In contrast, American expatriates Winterbourne and Mrs. Walker thrive in their European citizenship because they have absorbed the social norms and live by the standards expected at the time. Winterbourne functions well in his place of residence in Geneva, where he spends a great deal of time “studying” – that is, serving as the lover of a much older, likely married, foreign woman (James 422). This was a custom common in Europe during this time; while young unmarried women were expected to stay the perfect image of chastity and innocence, it was acceptable for married women unsatisfied with their spouses to take on a young bachelor as a lover. Daisy, with her thoroughly Americanized viewpoint, sees the hypocrisy in this situation; being rebuked by Winterbourne for her flirtatious habits, she declares “it seems to me much more proper in young unmarried women than in old married ones” (James 450). However, Winterbourne and Mrs. Walker have accepted this norm so as to see no fault in it and practice it themselves. It is significant that James uses the euphemism of “studying” to explain Winterbourne’s position, for indeed in a way he is studying the ways of the average upper class European. Likewise, “Mrs. Walker was one of those American ladies who, while residing abroad, make a point, in their own phrase, of studying European society. . .As a result of her study, Mrs. Walker has come to know the rules, she abides by them, and she cuts from her social circle anyone who endangers her own position by not following what she calls the ‘custom here’” (Houghton). Rather than have her reputation marred by her acquaintance with Daisy Miller, Mrs. Walker ignores the girl outright and refuses to invite her to any social events. Winterbourne and Mrs. Walker are able to maintain perfect health throughout the story because they have been fully integrated into European society and view it in a positive light.
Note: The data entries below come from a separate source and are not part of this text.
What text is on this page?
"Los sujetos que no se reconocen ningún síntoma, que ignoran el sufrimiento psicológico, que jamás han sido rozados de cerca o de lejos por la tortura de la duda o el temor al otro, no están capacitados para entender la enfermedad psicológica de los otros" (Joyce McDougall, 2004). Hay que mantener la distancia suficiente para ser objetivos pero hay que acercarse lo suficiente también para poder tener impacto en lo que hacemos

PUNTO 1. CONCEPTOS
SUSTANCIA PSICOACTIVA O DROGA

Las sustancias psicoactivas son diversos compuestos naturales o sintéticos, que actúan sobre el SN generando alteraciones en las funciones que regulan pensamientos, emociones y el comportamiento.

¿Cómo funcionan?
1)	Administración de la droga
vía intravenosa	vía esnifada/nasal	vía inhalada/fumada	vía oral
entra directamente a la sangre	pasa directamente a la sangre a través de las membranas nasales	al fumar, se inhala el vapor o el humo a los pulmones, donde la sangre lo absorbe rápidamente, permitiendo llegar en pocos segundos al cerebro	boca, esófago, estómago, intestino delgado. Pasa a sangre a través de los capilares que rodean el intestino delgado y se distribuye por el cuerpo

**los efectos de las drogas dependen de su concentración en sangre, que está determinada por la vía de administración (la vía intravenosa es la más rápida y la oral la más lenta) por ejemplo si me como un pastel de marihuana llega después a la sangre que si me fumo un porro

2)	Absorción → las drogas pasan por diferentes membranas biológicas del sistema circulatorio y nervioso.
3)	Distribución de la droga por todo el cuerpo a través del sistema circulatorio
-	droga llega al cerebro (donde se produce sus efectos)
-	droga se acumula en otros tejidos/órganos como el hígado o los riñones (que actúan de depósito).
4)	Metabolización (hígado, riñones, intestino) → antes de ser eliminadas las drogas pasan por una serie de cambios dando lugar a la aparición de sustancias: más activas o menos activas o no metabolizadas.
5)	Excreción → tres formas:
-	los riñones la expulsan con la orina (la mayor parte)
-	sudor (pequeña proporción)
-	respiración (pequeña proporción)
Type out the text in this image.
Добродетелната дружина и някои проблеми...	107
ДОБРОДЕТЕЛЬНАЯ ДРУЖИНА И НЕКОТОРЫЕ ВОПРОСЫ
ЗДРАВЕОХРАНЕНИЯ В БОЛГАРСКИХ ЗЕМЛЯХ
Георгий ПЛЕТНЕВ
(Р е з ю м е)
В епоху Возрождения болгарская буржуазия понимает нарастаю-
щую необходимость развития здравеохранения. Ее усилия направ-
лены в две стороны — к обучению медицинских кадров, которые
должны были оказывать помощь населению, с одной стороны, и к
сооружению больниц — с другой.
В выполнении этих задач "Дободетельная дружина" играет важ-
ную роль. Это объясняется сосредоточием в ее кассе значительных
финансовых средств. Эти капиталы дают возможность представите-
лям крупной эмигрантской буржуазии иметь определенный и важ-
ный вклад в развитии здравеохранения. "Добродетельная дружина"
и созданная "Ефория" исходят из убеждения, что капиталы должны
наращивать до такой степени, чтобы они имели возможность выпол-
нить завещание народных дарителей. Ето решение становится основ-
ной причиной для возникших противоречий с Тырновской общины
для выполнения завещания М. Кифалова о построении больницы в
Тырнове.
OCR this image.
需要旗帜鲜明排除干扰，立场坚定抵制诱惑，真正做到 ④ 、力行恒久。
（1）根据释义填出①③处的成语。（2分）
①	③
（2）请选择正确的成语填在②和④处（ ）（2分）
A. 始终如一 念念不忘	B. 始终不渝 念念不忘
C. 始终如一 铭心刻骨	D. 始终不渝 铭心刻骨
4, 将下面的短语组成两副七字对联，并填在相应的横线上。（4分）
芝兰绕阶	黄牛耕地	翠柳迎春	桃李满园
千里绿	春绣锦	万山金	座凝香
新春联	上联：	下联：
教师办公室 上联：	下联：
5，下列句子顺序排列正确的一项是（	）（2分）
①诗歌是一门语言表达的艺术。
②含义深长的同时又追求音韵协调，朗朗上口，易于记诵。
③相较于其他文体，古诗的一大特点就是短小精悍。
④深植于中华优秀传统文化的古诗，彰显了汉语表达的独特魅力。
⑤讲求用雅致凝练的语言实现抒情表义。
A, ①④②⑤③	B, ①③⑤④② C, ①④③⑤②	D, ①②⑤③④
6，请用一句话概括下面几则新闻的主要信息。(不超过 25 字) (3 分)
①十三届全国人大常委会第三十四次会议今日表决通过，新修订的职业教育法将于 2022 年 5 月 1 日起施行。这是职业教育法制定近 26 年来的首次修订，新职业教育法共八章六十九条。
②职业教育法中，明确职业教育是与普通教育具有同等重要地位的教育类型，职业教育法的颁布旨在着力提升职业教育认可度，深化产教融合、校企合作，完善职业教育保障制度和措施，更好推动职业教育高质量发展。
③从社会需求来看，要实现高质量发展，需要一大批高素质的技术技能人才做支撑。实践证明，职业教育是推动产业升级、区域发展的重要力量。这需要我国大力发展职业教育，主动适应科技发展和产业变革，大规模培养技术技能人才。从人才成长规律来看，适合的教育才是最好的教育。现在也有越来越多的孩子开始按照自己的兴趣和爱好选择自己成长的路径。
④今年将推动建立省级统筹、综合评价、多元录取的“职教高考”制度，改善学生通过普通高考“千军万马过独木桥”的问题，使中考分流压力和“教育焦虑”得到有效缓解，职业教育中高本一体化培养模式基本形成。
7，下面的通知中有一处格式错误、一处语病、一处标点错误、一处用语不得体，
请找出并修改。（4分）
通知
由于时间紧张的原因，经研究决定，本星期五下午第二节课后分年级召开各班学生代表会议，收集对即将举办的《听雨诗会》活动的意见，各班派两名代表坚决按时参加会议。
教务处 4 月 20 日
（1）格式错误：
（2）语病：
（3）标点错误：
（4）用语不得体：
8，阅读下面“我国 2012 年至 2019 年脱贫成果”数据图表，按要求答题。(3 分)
In Henry James’ novella Daisy Miller: A Study, the illnesses experienced by several of his American characters are utilized symbolically to portray the rejection of the rigid European social precedents that contrast so sharply to their own. James’ story subtly hints at the moral sickness and hypocritical nature of the strict laws of society, to which the characters unaccustomed and unaccepting to this environment become exposed and subsequently diseased by its essence. The world that expatriates like Mrs. Walker and Winterbourne have become a part of is harmful to the others who fall prey to its attack and suffer mentally and physically from culture shock. The book is fittingly titled “a study” because it illustrates the downfall of Daisy Miller almost as a social experiment to which Winterbourne is the observer. As a pariah in an unforgiving society designed to seek out and eliminate those who do not fit in, Daisy was fated to be destroyed by the European culture she so vehemently rejected. Her innocence and ignorance made her sick to society’s ways and ultimately led to her tragic death.
Works Cited
Foster, Thomas C. How to Read Literature like a Professor: A Lively and Entertaining Guide to Reading between the Lines. New York: Quill, 2003. Print.
Houghton, Donald E. "Attitude and Illness in James' 'Daisy Miller'." Literature and Psychology 19.1 (1969): 51-60. Rpt. in Twentieth-Century Literary Criticism. Ed. Nancy G. Dziedzic. Vol. 64. Detroit: Gale, 1996. Literature Resource Center. Web. 2 Oct. 2016.
James, Henry. Daisy Miller: A Study. 1986. The Norton Anthology Of American Literature. Ed. Nina Baym. 8th ed. Vol. C. New York: W. W. Norton &, 2012. 421-59. Print.